# New Construction window installation questions



## Mark Harvey (Apr 20, 2009)

Not sure I totally understand your issue but here are the basics. Assuming you've removed the window and the opening is the same for the new replacement window, the new window should go in from the outside. Most new windows come with a pre-attached brickmold or nailing strip (to be screwed not nailed). The existing frame should be fine unless it became wet or damaged. On the inside, the drywall should be the first thing you see, then, underneath there should be a plastic vapout barrier, then your insulation. The insulation should be tight to the frame and the vapour barrier should be sealed to the frame so there is no air movement around the wall/frame area. There may (and should be) some room between the new window and the existing frame (about 1/4" all around). This allows for levelling and plumbing the window. Once the window is shimmed and where you want it, I'd suggest spraying "Great Stuff" , a foam expanding insulation, around the 1/4" gap.
Once that is done, your inside window casing should cover the gap area and your done.
Hope this helps.


----------



## jogr (Jul 24, 2007)

Mark, you totally forgot the most important part - flashing the exterior.

Gone fishing, your window manufacturer will have detailed instructions on how they want you to flash the windows. Follow those instructions carefully if you want them to stand behind their warranty.
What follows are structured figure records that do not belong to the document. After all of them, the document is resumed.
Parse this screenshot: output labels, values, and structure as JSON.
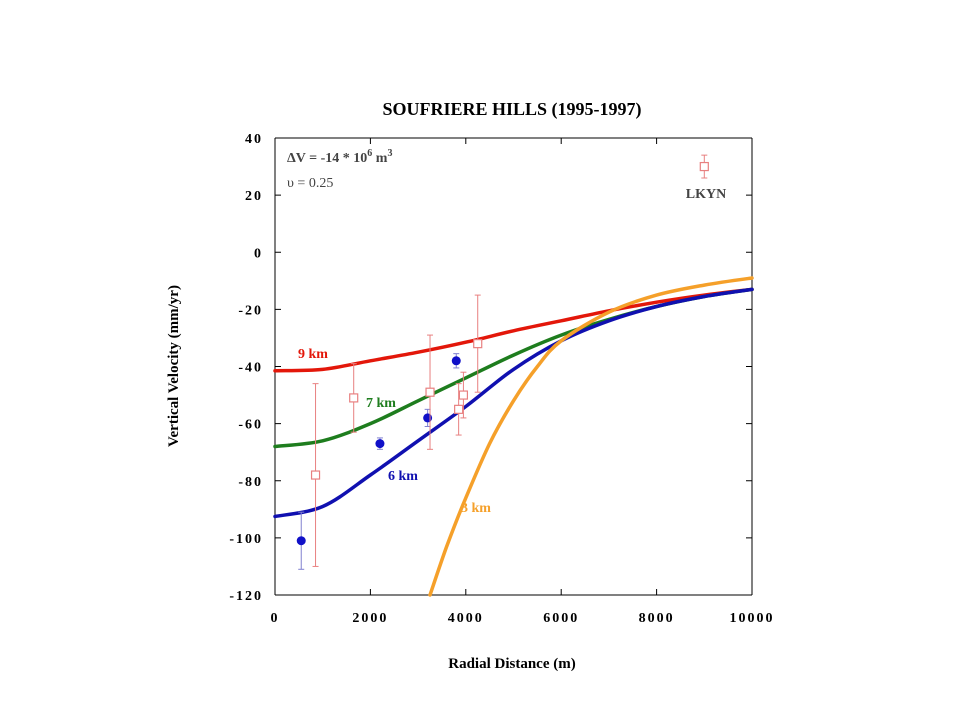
{
  "chart_data": {
    "type": "scatter",
    "title": "SOUFRIERE  HILLS  (1995-1997)",
    "xlabel": "Radial  Distance  (m)",
    "ylabel": "Vertical  Velocity  (mm/yr)",
    "xlim": [
      0,
      10000
    ],
    "ylim": [
      -120,
      40
    ],
    "x_ticks": [
      0,
      2000,
      4000,
      6000,
      8000,
      10000
    ],
    "x_tick_labels": [
      "0",
      "2000",
      "4000",
      "6000",
      "8000",
      "10000"
    ],
    "y_ticks": [
      40,
      20,
      0,
      -20,
      -40,
      -60,
      -80,
      -100,
      -120
    ],
    "y_tick_labels": [
      "40",
      "20",
      "0",
      "-20",
      "-40",
      "-60",
      "-80",
      "-100",
      "-120"
    ],
    "grid": false,
    "annotations": {
      "dv_prefix": "ΔV  =  -14  *  10",
      "dv_exp": "6",
      "dv_unit": " m",
      "dv_unit_exp": "3",
      "poisson": "υ = 0.25",
      "station": "LKYN"
    },
    "curves": [
      {
        "label": "9 km",
        "depth_km": 9,
        "color": "#e3170a",
        "x": [
          0,
          1000,
          2000,
          3000,
          4000,
          5000,
          6000,
          7000,
          8000,
          9000,
          10000
        ],
        "y": [
          -41.5,
          -41,
          -38,
          -35,
          -31.5,
          -27.5,
          -24,
          -20.5,
          -17.5,
          -15,
          -13
        ]
      },
      {
        "label": "7 km",
        "depth_km": 7,
        "color": "#1e7d1e",
        "x": [
          0,
          1000,
          2000,
          3000,
          4000,
          5000,
          6000,
          7000,
          8000,
          9000,
          10000
        ],
        "y": [
          -68,
          -66,
          -60,
          -52,
          -44,
          -36,
          -29,
          -23.5,
          -19,
          -15.5,
          -13
        ]
      },
      {
        "label": "6 km",
        "depth_km": 6,
        "color": "#1010b0",
        "x": [
          0,
          1000,
          2000,
          3000,
          4000,
          5000,
          6000,
          7000,
          8000,
          9000,
          10000
        ],
        "y": [
          -92.5,
          -89,
          -78,
          -66,
          -54,
          -41,
          -31,
          -24,
          -19,
          -15.5,
          -13
        ]
      },
      {
        "label": "3 km",
        "depth_km": 3,
        "color": "#f5a02a",
        "x": [
          3250,
          3600,
          4000,
          4500,
          5000,
          5500,
          6000,
          7000,
          8000,
          9000,
          10000
        ],
        "y": [
          -120,
          -103,
          -86,
          -67,
          -52,
          -40,
          -31,
          -21,
          -15,
          -11.5,
          -9
        ]
      }
    ],
    "series": [
      {
        "name": "blue points",
        "color": "#1010c8",
        "marker": "filled-circle",
        "x": [
          550,
          2200,
          3200,
          3800
        ],
        "y": [
          -101,
          -67,
          -58,
          -38
        ],
        "err": [
          10,
          2,
          3,
          2.5
        ]
      },
      {
        "name": "red squares",
        "color": "#e88080",
        "marker": "open-square",
        "x": [
          850,
          1650,
          3250,
          3850,
          3950,
          4250,
          9000
        ],
        "y": [
          -78,
          -51,
          -49,
          -55,
          -50,
          -32,
          30
        ],
        "err": [
          32,
          12,
          20,
          9,
          8,
          17,
          4
        ]
      }
    ]
  }
}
Most window manufacturers have a website from which you can easily download the installation instrutions.


----------



## Clutchcargo (Mar 31, 2007)

http://www.na.graceconstruction.com/custom/flashings/downloads/26324_Guide-B.pdf


----------



## Mark Harvey (Apr 20, 2009)

Jogr,
You're


----------



## gone_fishing (Jan 5, 2008)

I know how the flash the window...thanks for the guide though...very good reference. The sheathing and studs are water damaged and have mold on them. On the exterior of the current sheathing there is rigid foam before the siding. My question was should I put tar paper over the plywood sheathing and/or over the foam. Next question, when I go to install the window do I nail right through the rigid foam or put a strip of 1x3 around the opening as a nailer?


----------



## Tom Struble (Dec 29, 2008)

i would definatly put the paper over the ply,then either tape the seams of the foam or put a housewrap over it
you can nail the window over the foam


----------



## Clutchcargo (Mar 31, 2007)

Put plywood around the opening so that you have something solid to nail the window to. Then butt the foam right up next to the plywood. Of coarse the plywood (or whatever nailer you use) needs to be the same thickness as the foam. Don't nail the window to the foam board. You may want the nailer a little wider if you're putting up trim after the window install.


----------



## jomama45 (Nov 13, 2008)

tomstruble said:


> i would definatly put the paper over the ply,then either tape the seams of the foam or put a housewrap over it
> you can nail the window over the foam


 
Right on Tom, & I would add to the OP that I would suggest foil faced foam, as it's easier to tape seams on. New const. windows are installed over foam on new homes all the time w/o issue.


----------



## gone_fishing (Jan 5, 2008)

Update...I ended up putting plywood, tar paper with 6" overlap, foam board, tyvek with taped seams. I used 1/2" plywood around the window as a nail strip. Almost everything went smooth. I rushed my nailer cuts so I needed to trim them back so I could install the window. Pictures to come soon.


----------



## gone_fishing (Jan 5, 2008)




----------